I schedule an article and then submit it. Pathauto module makes the URL path for the article and it's ok - the form is "http://site/category/subcategory/nid/title"

Then the node gets published via the Scheduler and the path changes! The new path is now "http://site/nid/title", so I lose the category path from the URL alias completely. For some reason running the node_save() on the scheduler_cron() causes this to happen. I know the same function gets called when the node is submitted for the first time and the $node->path itself DOES contain the right path when it's handled in scheduler_cron().

I'm not quite sure why the node_save() is called anyway. Why just not make a database query that sets the status directly?

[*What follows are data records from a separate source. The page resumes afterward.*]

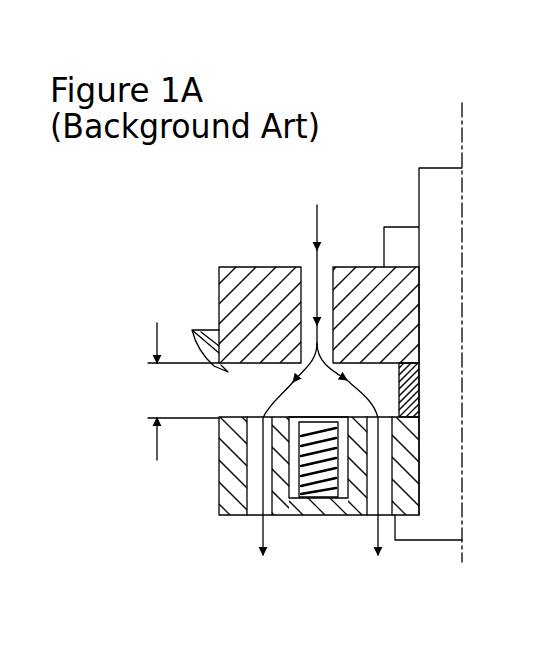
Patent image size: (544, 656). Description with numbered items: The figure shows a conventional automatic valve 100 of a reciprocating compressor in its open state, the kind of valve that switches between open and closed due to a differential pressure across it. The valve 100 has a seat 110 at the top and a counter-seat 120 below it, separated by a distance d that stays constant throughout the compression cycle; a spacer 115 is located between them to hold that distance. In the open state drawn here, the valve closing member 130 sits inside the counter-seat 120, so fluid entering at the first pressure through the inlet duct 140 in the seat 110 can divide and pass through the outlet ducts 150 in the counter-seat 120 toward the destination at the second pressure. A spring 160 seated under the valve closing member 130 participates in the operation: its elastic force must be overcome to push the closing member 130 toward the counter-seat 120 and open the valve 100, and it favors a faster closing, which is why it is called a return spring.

The automatic valve 100 is at (222, 218).
The seat 110 is at (228, 289).
The spacer 115 is at (408, 384).
The counter-seat 120 is at (228, 494).
The valve closing member 130 is at (333, 432).
The inlet duct 140 is at (325, 290).
The outlet ducts 150 is at (372, 508).
The spring 160 is at (320, 467).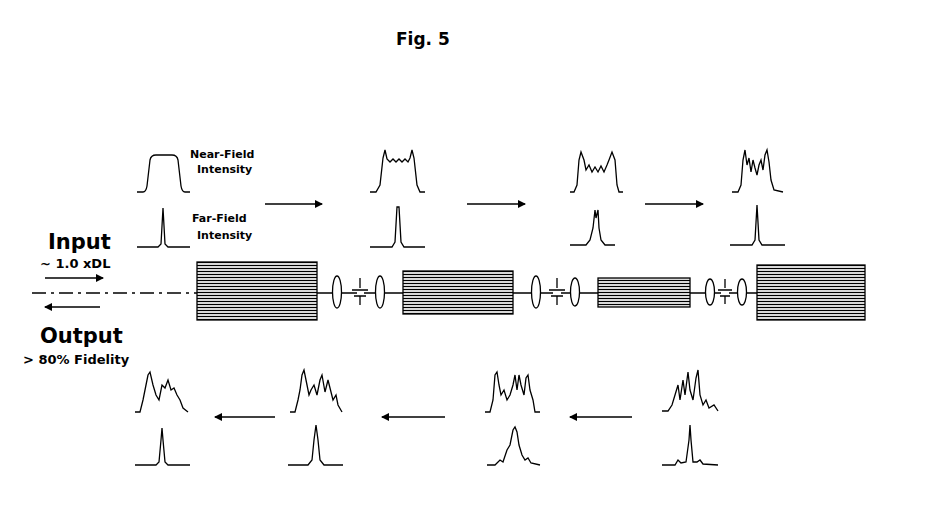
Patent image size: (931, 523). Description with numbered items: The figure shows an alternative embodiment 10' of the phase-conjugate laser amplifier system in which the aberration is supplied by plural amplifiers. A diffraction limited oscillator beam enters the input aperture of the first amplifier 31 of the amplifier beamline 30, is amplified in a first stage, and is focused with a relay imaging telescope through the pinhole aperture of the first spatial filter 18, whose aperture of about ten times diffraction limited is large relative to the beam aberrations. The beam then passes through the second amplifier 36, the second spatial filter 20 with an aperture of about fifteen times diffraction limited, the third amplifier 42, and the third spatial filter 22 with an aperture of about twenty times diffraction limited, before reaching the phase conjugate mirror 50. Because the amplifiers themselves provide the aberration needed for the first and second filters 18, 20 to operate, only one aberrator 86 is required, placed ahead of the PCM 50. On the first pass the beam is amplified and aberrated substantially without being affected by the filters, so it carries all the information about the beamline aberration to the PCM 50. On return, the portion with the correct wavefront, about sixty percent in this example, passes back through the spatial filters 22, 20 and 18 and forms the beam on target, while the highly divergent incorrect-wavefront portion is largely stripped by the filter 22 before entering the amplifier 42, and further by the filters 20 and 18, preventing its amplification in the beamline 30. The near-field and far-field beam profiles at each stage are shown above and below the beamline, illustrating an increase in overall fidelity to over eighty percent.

The alternative embodiment amplifier system 10' is at (394, 176).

Another thing I was wondering of is that it would be great, if the publish_on timestamp would be set as the creation time of the node. Or at least make an option for it. We've got journalists who make articles today and want to set them to be published in two days. When the article comes published, it shows that it was made two days ago, not the time when it was published.

In case you wanna see how I've done this, here's the whole function as I have it now (ps. $node = node_load($node->nid) replaces the $node which is the database object, so the database object's things can't be used after - that's why I named the database object as $scheduled_node. I didn't do anything for the unpublishing option, though.

With the alternations below the path remains unchanged and when the node is published, it's date is set as the time of the publication.

/**
 * Implementation of hook_cron().
 */
function scheduler_cron() {
  $clear_cache = FALSE;
  
  //if the time now is greater than the time to publish a node, publish it
  $nodes = db_query('SELECT *, (publish_on - timezone) AS utc_publish_on FROM {scheduler} s LEFT JOIN {node} n ON s.nid = n.nid WHERE n.status = 0 AND s.publish_on > 0 AND s.publish_on < %d + s.timezone', time());
  
  while ($scheduled_node = db_fetch_object($nodes)) {
    $node = node_load($scheduled_node->nid);

	//Set the status to published and the timestamps to match the publishing time
	db_query('UPDATE {node} SET status = 1, changed = %d, created = %d WHERE nid = %d', $scheduled_node->utc_publish_on, $scheduled_node->utc_publish_on, $node->nid);

    //if this node is not to be unpublished, then we can delete the record
    if ($scheduled_node->unpublish_on == 0) {
      db_query('DELETE FROM {scheduler} WHERE nid = %d', $node->nid);
    }
    //we need to unpublish this node at some time so clear the publish on since it's been published
    else {
      db_query('UPDATE {scheduler} SET publish_on = 0 WHERE nid = %d', $node->nid);
    }
    
    //invoke scheduler API
    _scheduler_scheduler_api($node, 'publish');
    
    watchdog('content', t('%type: scheduled publishing of %title.', array('%type' => theme('placeholder', t($node->type)), '%title' => theme('placeholder', $node->title))), WATCHDOG_NOTICE, l(t('view'), 'node/'. $node->nid));
    $clear_cache = TRUE;
  }
  
  //if the time is greater than the time to unpublish a node, unpublish it
  $nodes = db_query('SELECT *, (unpublish_on - timezone) AS utc_unpublish_on FROM {scheduler} s LEFT JOIN {node} n ON s.nid = n.nid WHERE n.status = 1 AND s.unpublish_on > 0 AND s.unpublish_on < %d + s.timezone', time());
  
  while ($node = db_fetch_object($nodes)) {
    //if this node is to be unpublished, we can update the node and remove the record since it can't be republished
    $node = node_load($node->nid);
    $node->changed = $node->utc_publish_on;
    $node->status = 0;
    node_save($node);

    db_query('DELETE FROM {scheduler} WHERE nid = %d', $node->nid);
    
    //invoke scheduler API
    _scheduler_scheduler_api($node, 'unpublish');
    
    watchdog('content', t('%type: scheduled unpublishing of %title.', array('%type' => theme('placeholder', t($node->type)), '%title' => theme('placeholder', $node->title))), WATCHDOG_NOTICE, l(t('view'), 'node/'. $node->nid));
    $clear_cache = TRUE;
  }
  
  if ($clear_cache) {
    // clear the cache so an anonymous poster can see the node being published or unpublished
    cache_clear_all();
  }
}

Comments

AjK’s picture

Status: Active » Closed (works as designed)

I'm not quite sure why the node_save() is called anyway. Why just not make a database query that sets the status directly?

This is how it used to work until someone pointed out that no other module gets a chance to hook into a change of state if you update the database directly. Using node_save() is the correct way to do it otherwise why have an API at all? It would just be a database free for all with modules not having a clue what other modules do.

If a node_load() / alter the status / node_save() changes things other than the status then this isnt a problem with Scheduler. Something else is not using the API correctly. So I'd ask "why does Pathauto not handle node_load() / node_save() properly?". That's the right place to fix it, not workaround it everywhere else it causes a problem.